I know you are an intelligent person. I know that you understand that the corollary to taking responsibility for your own happiness is taking responsibility for your own unhappiness. The key here is the responsibility part. I think we can agree that everything that happens to you is at least in some way your responsibility. You invite it into your experience. If that's true, then at least part of the responsibility for what happened that night rests with each one of us. All Three of Us could've made different choices or done certain things differently, such that what happened would've been avoided.

But we didn't.

I take responsibility for my part. I recognize that there are things that I would go back and do differently. No. Please listen to me. Read it again. I apologize for my part in what happened; I own it.

On a surface-level this whole situation has descended into stupidity. I know we both can recognize this. I acknowledge in advance that what is about to follow is based on the assumptions I've made based on your lack of response to my attempt to start the conversation. However:

This is a line in the sand that I must draw: I will not pursue a partnership (and as my friend and sister-from-another-mother, you are my partner as much as any man could ever be) with someone who is unwilling to be my partner. I will not carry it all, all the time. In my opinion, it is not a partnership if one partner refuses to own their own shit. And that's why, in my view, this isn't me over-reacting.

This isn't about that night. This is about your reaction(s) both on and after that night. This is me making a clear and unequivocal statement: I need you to honour yourself for the infinite and incredible being that you are.
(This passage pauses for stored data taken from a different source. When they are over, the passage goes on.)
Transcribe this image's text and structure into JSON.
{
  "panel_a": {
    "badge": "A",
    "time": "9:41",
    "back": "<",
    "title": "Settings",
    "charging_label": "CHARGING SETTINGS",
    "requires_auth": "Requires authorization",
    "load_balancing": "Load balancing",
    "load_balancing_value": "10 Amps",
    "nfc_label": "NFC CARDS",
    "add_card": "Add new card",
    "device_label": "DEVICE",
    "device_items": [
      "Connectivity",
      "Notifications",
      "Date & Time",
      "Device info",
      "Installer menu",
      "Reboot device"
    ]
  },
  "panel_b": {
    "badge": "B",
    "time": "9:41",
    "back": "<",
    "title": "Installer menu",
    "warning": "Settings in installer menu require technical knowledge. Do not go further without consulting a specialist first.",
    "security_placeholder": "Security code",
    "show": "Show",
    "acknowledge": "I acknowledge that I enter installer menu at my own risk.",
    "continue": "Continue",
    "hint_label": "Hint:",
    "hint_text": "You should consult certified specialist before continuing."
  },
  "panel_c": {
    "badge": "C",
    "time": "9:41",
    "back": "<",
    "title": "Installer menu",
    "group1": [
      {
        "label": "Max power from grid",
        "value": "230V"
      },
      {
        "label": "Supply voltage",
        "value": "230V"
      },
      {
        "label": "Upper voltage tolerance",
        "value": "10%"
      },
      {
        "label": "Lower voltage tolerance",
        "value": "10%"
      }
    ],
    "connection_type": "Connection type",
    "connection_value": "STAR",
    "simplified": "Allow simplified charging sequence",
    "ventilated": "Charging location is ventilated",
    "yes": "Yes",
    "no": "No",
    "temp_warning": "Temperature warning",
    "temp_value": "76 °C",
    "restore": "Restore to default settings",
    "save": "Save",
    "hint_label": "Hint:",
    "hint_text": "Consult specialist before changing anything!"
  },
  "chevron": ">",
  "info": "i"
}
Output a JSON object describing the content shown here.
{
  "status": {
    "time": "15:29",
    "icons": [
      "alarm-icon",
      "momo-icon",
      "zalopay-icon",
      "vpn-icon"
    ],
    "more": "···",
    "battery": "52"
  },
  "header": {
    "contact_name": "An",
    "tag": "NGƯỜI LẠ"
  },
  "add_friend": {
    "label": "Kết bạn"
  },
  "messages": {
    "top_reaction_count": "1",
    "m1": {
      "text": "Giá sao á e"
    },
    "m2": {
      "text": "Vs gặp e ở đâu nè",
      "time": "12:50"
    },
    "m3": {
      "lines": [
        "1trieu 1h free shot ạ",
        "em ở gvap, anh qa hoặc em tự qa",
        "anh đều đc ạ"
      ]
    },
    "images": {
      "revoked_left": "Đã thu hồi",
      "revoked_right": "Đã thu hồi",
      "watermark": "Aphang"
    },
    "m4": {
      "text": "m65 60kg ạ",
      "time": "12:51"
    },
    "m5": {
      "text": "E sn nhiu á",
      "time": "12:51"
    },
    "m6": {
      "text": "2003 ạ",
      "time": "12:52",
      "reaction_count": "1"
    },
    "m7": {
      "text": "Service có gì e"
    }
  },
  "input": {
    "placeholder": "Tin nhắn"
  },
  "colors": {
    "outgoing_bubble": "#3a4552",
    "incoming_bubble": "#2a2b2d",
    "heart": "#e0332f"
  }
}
I will not allow you to cop out on this, despite the fact that I hate more than anything to be out of contact with you, because you are so integral a part of my life; because you sell yourself so far short of the absolute goddess that you are when you perceive yourself as the victim of your own life. Nothing just happens to you. You are a magnificent and powerful being, capable of manifesting anything, anything you desire. And if you know that, if you really know that, then you know that everything happens because you placed an order with the universe and it sent you precisely what you asked for.

It is not about what happened. It is Not About What Happened that night.

And at least now I'm sure you know that.

Sunday, April 15, 2007

a shot in the dark...

I don't suppose there's anybody out there in the blogosphere who will be going to MDSW and would be willing to bring me back some Koigu mill ends? I hear it's sold there at deep discount every year, but I'm trying to be frugal with the travelling expenses, what with a potential visit to Europe on the horizon for this summer. Koigu is knitty crack in my books, and I pay in chocolate, wine and culinary creations of some excellence. (Reimbursement for the cost of the yarn/duty would also be part of the deal.)

You can't blame a girl for tryin'...

Wednesday, April 11, 2007

"There are two tragedies in life: one is not to get your heart's desire. The other is to get it."
~ George Bernard Shaw

This, gentle readers, is in my own humble opinion complete and utter hogwash. The greatest tragedy in life is to be oblivious to one's heart's desire.

Here he is, dear, sweet, thoughtful and generous man that he is, and yet I wonder whether he will ever truly be here with me; whether there is a here anymore; whether, having reached my destination, I am surprised to find where that destination actually is.

And in a word: s'wonderful.

Keep sending the positive thoughts, y'all...and as a dear friend sympathized: "Heaven help him."